Juergen Schoenwaelder (Aug 08 2013) states: "Implementing NETCONF read-only
has obviously little value for real configuration management. The reason why
we have :writable-running and :candidate is that some major vendors use very
different models when it comes to making configuration changes and as such
you will see implementations that either announce :writable-running or
:candidate or :writable-running and :candidate together."

 

 <https://www.ietf.org/mail-archive/web/netconf/current/msg08276.html> "Re:
[Netconf] The <running> configuration datastore and :writable-running" Andy
Bierman (Aug 08 2013) states: ":candidate and :writable-running together
should be considered deprecated.

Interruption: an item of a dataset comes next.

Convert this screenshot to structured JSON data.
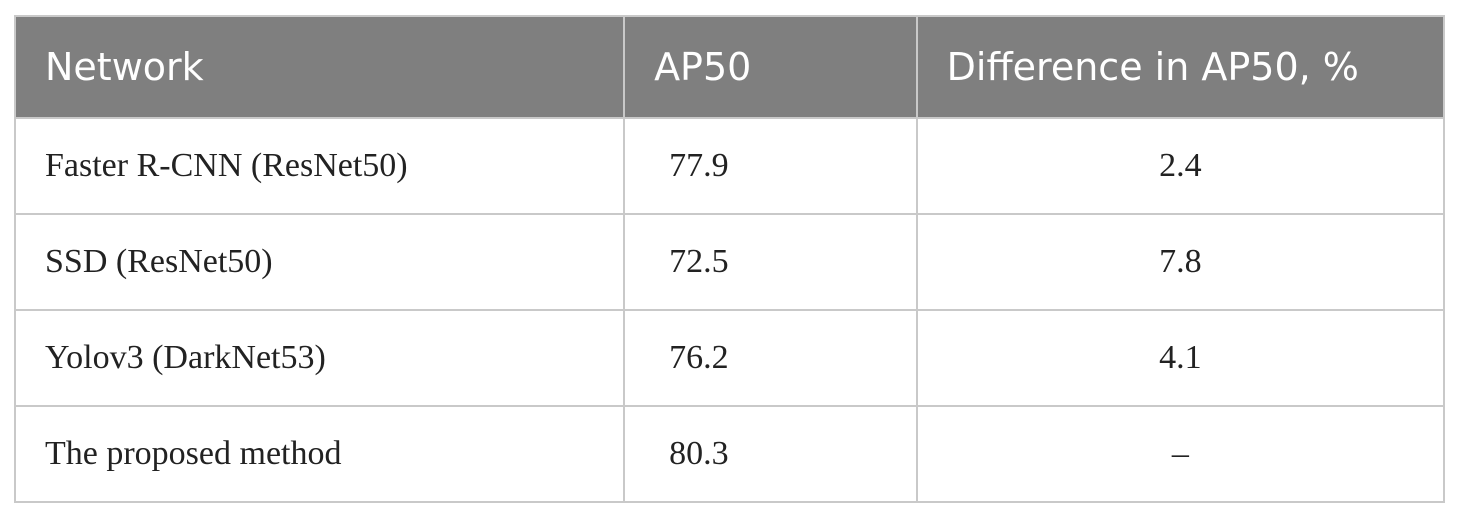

This is a degenerate use-case for
concurrent transactions.  The WG should standardize this properly at some
point in the future, so clients can use a predictable standard transaction
model."

 

 <https://www.ietf.org/mail-archive/web/netconf/current/msg11468.html> "Re:
[Netconf] <lock> in a server that supports both writable-running and
candidate" Andy Bierman (Jul 14 2016) states: "The reason nobody implements
:candidate and :writable-running together is because there is no way to
synch the candidate if running has been changed underneath it."

 

 <https://www.ietf.org/mail-archive/web/netconf/current/msg11473.html> "Re:
[Netconf] <lock> in a server that supports both writable-running and
candidate" Sterne, Jason (Nokia - CA) (Jul 14 2016) states: "Nokia SR OS
supports both writable-running and candidate.  And yes it is complex to
manage.  The two datastores can't be simply treated independently and some
locking/coherency mechanisms are needed between them."